LE DERNIER BAISER DE MOZART

Article publié dans la Lettre n° 399
du 19 septembre 2016


LE DERNIER BAISER DE MOZART d’Alain Teulié. Mise en scène Raphaëlle Cambray avec Delphine Depardieu, Guillaume Marquet.
Vienne, décembre 1791, la dépouille de Wolfgang Amadeus Mozart vient d’être jetée dans une fosse anonyme mais sa présence est encore palpable lorsque Constance, seule dans l’appartement déserté, accueille Franz Xaver Süssmayr, le collaborateur de son mari. La disparition prématurée de « Wolfi » la laisse inconsolable, avec deux enfants en bas âge, aux prises avec des problèmes financiers. Elle a préparé une lettre à l’intention de l’Empereur Frédéric-Guillaume II dans l’espoir que celui-ci fasse un geste en sa faveur. « Être pauvre quand on est célèbre, et qu’on a du talent, c’est si absurde… Et c’est humiliant ! », résume-t-elle. Ensemble, ils se souviennent avec amertume. Elle de la famille de Wolfang qui l’accueillit si mal, de l’amour qui les tint soudés envers et contre tout. Lui remémore le travail acharné aux côtés d’un artiste qui ne cessait de lui assener moqueries et quolibets blessants.
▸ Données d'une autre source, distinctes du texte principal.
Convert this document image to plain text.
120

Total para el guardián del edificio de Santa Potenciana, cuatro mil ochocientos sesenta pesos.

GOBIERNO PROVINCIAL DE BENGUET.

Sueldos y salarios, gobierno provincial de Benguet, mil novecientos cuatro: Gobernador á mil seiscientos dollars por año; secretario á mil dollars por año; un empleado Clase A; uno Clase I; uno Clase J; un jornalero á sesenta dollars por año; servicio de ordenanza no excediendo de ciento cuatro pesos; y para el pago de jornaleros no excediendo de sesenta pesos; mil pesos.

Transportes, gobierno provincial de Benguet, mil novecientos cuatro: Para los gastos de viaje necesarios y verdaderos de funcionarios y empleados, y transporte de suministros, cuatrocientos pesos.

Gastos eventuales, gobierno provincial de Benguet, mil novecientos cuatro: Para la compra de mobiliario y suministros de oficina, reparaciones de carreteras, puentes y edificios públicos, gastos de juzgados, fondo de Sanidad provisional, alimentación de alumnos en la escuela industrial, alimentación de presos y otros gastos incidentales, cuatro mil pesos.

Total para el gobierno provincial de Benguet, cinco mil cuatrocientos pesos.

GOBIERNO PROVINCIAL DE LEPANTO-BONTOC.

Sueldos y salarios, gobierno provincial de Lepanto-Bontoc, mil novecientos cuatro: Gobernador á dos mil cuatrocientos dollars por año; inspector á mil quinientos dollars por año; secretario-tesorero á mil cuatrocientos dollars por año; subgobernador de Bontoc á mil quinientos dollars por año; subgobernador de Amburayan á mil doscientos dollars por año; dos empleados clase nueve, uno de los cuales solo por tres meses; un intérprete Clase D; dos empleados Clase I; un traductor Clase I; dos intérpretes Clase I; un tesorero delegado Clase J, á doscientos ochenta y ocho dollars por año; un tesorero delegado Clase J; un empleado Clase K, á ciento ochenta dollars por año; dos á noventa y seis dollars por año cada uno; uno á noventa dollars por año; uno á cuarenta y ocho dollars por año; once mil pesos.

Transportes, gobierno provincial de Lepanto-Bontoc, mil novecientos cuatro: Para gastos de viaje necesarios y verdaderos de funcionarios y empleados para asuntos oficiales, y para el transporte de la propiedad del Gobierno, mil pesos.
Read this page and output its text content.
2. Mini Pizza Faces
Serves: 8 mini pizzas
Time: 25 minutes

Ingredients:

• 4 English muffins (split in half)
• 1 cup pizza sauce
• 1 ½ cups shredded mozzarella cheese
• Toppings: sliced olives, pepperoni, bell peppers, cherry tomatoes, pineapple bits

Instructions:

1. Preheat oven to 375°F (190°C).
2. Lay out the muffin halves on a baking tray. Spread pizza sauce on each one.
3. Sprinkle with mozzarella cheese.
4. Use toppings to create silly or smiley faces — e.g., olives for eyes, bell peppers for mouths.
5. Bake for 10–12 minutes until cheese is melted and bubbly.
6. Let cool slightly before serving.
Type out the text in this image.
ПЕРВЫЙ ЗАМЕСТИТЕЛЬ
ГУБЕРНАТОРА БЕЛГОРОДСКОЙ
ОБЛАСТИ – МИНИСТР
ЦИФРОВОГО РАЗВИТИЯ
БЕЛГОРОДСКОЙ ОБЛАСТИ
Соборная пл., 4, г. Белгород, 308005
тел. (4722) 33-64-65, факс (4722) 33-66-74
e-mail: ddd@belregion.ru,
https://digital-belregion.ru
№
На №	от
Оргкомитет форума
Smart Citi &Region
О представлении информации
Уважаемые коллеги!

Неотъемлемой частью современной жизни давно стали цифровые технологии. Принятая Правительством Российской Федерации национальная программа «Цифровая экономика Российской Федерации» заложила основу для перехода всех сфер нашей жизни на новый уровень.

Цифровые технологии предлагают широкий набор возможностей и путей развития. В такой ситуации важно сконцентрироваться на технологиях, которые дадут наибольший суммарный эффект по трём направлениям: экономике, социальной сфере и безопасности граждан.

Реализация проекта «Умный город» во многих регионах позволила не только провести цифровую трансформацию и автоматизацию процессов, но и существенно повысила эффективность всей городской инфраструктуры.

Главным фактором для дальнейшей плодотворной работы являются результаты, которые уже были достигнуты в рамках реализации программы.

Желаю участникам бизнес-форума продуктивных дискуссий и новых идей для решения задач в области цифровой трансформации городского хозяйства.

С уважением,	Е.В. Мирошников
La soirée commencée dans le calme dégénère entre ces deux personnalités. Ils en viennent à s’affronter, l’un rapportant des commérages entendus ça et là, l’autre ripostant avec vigueur. Puis, ils évoquent le fameux Requiem dont Mozart avait commencé la composition sur commande. Constance considère l’œuvre comme responsable de la mort de son mari. Franz Xaver tente de la détromper. Wolfgang en avait tracé la route, ils doivent la poursuivre. Il faut honorer la commande « pour le Comte Von Walsegg, parce qu’il l’attend, et qu’il a déjà payé… Pour Mozart, car il s’y était engagé ». Franz Xaver propose de s’atteler à la tâche, le tout est de la convaincre. Après une dernière algarade pour le faire rager, Constance se laisse émouvoir par le dernier « beau calcul » qu’il lui expose avec transport. Puis la conversation prend un tour plus intime. Elle le provoque jusqu’au bout mais ils scelleront d’un commun accord le sort du Requiem.
Alain Teulié a fait un véritable travail de recherche pour évoquer les heures qui suivirent la mort de Mozart marquées par la présence de Franz Xaver chez Constance et imaginer les propos échangés, chacun emporté par son tempérament. Les dialogues ciselés nous transportent dans la capitale autrichienne, dans une société où la médisance faisait battre des montagnes, où les artistes étaient enterrés à la sauvette, où nulle tombe venait marquer leur passage sur terre, où les veuves ne pouvaient compter sur quiconque pour les assister, elles et leurs enfants, quand la mort n’avait pas encore fauché ceux-ci. L’interprétation de Delphine Depardieu et de Guillaume Marquet subjugue un public pris par l’émotion. Ils reçoivent une ovation amplement méritée. Petit Montparnasse 14e.